New research shows that inflammatory pathways may play a role in osteoarthritis development and progression.
“For decades, everybody thought of OA as a degenerative disease in which the cartilage breaks down,” said William H. Robinson, MD, PhD, Professor of Medicine in the Division of Immunology and Rheumatology at Stanford University. “There is emerging evidence that an inflammatory response plays a role. We think it’s a key driver in OA.”
Dr. Robinson will explore the current state of research into Novel Inflammatory Pathways in OA on Sunday from 11:00 am – 12:00 pmin Room W183a. New findings on inflammatory pathways offer the first hope of effective treatment for what is by far the most common rheumatic disease.
In rheumatoid arthritis and other autoimmune diseases, it is clear that autoimmune inflammation is the root cause of disease, Dr. Robinson said. In OA, the inflammation is low-grade, an order of magnitude lower than in RA.
The lack of clear causation between inflammation and OA has led many clinicians and researchers to conclude that there must be some other driving factor. Injury and altered biomechanics are leading candidates, especially knowing that both meniscal and ACL tears increase the risk of developing OA approximately five-fold. And because the prevalence of OA increases with age, it is tempting to assume accumulated wear and tear somehow leads to the development of OA.

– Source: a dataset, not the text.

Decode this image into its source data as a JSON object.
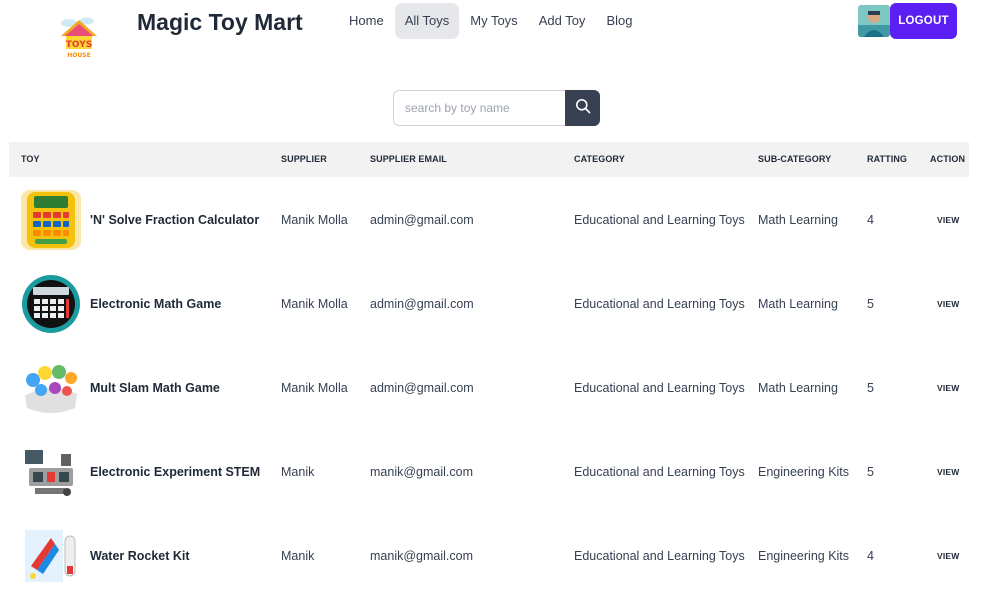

“OA will affect the vast majority of us,” Dr. Robinson said. “By the time you are 70, 80, 90 years old, 50, 60, 70 percent of us will develop symptomatic OA. If you are fortunate enough to live to 100, you will almost certainly have OA, and it will interfere with your life by causing pain or some degree of immobility. Currently, we don’t have anything that slows disease progression to offer patients.
“We have joint replacement and pain control, but we don’t see people with OA for routine management because we don’t have disease-slowing therapeutic modalities to offer them. This is an underserved disease, but it is a massive one. It represents tremendous need and tremendous opportunity.”
The problem, he said, is that OA research has taken a back seat to research in RA and other rheumatoid diseases with more readily defined autoimmune pathology. In terms of need to the general population, OA arguably surpasses the other diseases rheumatologists study and treat.
Researchers and clinicians have already tried almost every drug, biologic, and therapeutic regimen that affects pathways that are active in RA and other autoimmune diseases in OA. Nearly every attempt has failed.
“We believe OA is the result of inflammatory pathways that are fundamentally different from those involved in RA and other autoimmune diseases,” Dr. Robinson said. “There is a subset of degenerative diseases, OA, Alzheimer’s, macular degeneration and others, that involve the primitive innate immune system. It is these innate inflammatory pathways that are activated and drive the disease we know as osteoarthritis.”
Focused research in RA and other classical autoimmune diseases has resulted in a variety of well-defined pathways and clear targets such as TNF and IL-6. Inhibitors that block these pathways bring enormous clinical and quality of life benefits to RA patients. OA needs similarly focused research to further define and refine OA disease pathways, identify targets, and develop effective therapeutics.
Rheumatologists should champion research and care guidelines for OA, though rheumatologists may not be the clinicians who ultimately deliver the bulk of OA care. Like hypocholesteremia and low-grade coronary artery disease, primary care will most likely provide the bulk of OA patient care.
“There will be 30 million Americans with OA in the coming decades, and we rheumatologists don’t have the bandwidth to care for them,” Dr. Robinson said. “But we should be the champions defining the mechanisms of the disease and developing the therapies and treatment paradigms that the field of medicine as a whole is going to need to implement to prevent and to treat OA.”